In a little while Madame Bernard would come back, beaming with satisfaction, with a message from the learned judge to say that such injustice and robbery were not possible under modern enlightened laws; and Angela smiled to think that she could have been so badly frightened by a mad woman and an obsequious old lawyer.
Decidedly, in spite of her gift for remembering prayers and litanies, the mere thought of a cloistered life repelled her.

Like most very religiously brought up girls she had more than once fancied that she was going to have a 'vocation' for the veil; but a sensible confessor had put that out of her head, discerning at once in her mental state those touches of maiden melancholy which change the look of the young life for a day or a week, as the shadow of a passing cloud saddens a sunlit landscape.

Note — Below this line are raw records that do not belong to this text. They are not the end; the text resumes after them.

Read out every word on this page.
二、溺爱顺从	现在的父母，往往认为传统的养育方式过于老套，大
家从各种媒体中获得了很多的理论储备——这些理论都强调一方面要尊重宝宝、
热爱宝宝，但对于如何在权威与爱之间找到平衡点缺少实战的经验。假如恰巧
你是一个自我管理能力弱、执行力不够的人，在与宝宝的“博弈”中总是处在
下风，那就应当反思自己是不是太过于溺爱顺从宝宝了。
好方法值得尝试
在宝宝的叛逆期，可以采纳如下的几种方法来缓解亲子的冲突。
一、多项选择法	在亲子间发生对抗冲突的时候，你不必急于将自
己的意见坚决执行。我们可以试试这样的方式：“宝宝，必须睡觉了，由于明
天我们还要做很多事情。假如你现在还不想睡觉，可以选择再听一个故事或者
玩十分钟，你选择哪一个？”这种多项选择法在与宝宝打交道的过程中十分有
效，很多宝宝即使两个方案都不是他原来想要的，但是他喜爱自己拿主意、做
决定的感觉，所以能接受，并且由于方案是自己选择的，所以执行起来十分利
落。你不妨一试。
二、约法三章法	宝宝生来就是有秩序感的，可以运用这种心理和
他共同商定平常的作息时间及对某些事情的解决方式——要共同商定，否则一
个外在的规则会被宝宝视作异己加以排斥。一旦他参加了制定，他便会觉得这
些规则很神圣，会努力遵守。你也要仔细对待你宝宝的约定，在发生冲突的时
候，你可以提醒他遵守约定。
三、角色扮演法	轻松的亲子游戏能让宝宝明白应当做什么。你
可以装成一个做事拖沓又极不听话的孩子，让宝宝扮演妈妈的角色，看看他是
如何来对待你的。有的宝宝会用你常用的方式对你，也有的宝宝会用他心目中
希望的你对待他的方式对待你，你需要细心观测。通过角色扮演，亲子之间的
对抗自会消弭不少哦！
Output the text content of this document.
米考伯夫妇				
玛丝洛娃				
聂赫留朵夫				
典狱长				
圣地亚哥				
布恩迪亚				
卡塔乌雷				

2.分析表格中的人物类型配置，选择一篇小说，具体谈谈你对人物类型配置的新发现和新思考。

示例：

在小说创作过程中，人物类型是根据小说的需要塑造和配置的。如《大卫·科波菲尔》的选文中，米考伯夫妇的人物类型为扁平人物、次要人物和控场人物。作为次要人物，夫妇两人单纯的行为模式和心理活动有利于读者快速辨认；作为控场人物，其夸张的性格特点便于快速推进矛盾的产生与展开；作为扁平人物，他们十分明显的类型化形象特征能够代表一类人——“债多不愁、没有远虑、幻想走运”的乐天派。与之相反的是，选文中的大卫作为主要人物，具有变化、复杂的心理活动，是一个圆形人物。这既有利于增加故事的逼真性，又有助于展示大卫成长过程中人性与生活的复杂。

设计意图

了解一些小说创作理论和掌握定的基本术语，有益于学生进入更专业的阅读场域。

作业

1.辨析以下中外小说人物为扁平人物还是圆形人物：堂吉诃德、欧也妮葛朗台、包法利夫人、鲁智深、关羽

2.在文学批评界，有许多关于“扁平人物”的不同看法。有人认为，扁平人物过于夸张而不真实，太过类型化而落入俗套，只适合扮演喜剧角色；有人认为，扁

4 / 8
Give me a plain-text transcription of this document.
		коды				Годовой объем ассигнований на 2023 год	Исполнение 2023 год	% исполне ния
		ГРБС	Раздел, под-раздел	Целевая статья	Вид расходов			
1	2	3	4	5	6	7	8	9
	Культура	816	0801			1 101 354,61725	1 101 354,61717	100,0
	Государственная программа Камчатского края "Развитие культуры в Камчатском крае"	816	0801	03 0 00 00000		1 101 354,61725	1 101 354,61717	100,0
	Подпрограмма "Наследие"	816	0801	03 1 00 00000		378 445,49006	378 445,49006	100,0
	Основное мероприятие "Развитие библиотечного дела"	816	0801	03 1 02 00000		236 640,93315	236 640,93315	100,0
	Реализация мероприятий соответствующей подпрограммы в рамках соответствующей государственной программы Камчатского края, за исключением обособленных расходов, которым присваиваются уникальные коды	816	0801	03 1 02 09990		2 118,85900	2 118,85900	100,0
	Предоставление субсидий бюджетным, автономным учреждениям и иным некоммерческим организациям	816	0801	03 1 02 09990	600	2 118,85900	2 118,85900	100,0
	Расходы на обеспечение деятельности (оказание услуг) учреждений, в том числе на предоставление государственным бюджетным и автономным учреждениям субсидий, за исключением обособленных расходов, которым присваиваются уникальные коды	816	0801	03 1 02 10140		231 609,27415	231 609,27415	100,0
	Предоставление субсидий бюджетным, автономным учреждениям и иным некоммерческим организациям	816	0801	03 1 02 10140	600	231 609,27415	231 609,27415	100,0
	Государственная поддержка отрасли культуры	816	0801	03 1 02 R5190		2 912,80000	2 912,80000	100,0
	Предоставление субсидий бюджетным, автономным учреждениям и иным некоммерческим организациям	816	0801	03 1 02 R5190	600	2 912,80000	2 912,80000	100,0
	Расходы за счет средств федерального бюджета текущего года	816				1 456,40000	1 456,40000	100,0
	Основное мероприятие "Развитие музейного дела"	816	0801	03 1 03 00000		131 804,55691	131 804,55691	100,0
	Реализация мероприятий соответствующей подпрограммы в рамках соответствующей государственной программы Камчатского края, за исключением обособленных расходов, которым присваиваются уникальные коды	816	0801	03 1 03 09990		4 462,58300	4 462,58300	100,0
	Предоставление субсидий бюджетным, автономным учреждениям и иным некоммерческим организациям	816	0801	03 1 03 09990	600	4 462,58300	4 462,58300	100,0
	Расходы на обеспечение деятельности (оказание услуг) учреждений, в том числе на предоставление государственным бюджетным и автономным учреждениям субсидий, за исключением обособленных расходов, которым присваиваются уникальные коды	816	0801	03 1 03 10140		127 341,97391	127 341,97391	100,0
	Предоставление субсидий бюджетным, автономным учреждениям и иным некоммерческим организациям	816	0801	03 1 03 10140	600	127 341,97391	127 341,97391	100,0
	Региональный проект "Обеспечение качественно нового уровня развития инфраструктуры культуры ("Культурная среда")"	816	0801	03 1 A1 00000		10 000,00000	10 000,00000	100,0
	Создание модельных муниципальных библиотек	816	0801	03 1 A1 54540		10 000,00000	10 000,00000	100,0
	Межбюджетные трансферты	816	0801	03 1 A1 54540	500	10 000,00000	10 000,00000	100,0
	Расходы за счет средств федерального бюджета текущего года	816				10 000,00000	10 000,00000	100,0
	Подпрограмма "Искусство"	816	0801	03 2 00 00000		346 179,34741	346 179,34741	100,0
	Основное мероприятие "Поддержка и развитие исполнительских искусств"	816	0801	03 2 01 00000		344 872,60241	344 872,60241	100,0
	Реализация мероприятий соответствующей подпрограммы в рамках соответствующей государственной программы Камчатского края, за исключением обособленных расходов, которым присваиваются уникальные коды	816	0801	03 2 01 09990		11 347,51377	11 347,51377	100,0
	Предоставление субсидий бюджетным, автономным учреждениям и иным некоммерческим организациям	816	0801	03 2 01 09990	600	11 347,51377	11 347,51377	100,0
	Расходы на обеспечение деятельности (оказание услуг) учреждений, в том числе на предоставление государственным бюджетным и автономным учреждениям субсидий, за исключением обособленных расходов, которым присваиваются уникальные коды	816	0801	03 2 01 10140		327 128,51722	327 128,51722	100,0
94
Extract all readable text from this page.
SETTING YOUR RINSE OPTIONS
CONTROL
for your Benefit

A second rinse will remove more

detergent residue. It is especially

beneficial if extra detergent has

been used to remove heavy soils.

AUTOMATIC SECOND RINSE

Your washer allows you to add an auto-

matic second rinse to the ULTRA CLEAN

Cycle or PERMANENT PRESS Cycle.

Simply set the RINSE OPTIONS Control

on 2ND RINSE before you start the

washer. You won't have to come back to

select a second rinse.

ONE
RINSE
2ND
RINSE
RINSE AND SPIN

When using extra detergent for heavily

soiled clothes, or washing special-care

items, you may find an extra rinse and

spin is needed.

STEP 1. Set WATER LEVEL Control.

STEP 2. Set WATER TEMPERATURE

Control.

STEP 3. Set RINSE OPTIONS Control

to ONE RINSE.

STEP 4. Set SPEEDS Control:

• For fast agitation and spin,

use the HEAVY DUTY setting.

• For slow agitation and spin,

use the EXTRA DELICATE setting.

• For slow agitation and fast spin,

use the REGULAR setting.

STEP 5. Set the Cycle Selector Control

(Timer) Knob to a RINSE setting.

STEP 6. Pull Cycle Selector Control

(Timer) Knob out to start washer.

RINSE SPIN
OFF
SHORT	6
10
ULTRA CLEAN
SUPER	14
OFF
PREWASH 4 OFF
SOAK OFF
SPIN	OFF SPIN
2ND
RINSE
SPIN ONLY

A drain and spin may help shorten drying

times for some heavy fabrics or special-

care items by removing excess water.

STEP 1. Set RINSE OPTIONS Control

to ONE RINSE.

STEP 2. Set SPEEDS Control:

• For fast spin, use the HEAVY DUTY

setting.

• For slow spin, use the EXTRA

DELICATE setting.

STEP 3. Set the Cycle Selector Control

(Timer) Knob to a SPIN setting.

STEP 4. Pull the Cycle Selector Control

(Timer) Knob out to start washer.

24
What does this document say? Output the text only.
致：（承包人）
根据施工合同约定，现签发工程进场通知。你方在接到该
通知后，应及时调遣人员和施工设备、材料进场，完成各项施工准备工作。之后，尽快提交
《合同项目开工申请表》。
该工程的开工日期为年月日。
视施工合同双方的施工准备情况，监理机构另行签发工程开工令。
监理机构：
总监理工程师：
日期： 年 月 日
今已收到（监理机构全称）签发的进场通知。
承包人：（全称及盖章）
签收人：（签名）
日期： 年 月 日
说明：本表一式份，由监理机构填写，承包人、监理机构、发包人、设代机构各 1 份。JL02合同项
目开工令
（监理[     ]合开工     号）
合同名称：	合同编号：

It was characteristic of Angela that the possibility of becoming a nun as a refuge from present and future trouble did not present itself to her seriously, now that trouble was really imminent.
She was too buoyant by nature, her disposition was too even and sensible, and above all, she was too courageous to think of yielding tamely to the fate her aunt wished to impose upon her.
It might have been expected that she should at least break down for a little while that afternoon and have a good cry in her solitude, while Madame Bernard was on her errand to the judge; but she did not, though there was a moment when she felt that tears were not far off.

By way of keeping them back she went into her bedroom, lit a candle and knelt down to recite the prayers she had selected to say daily for her father.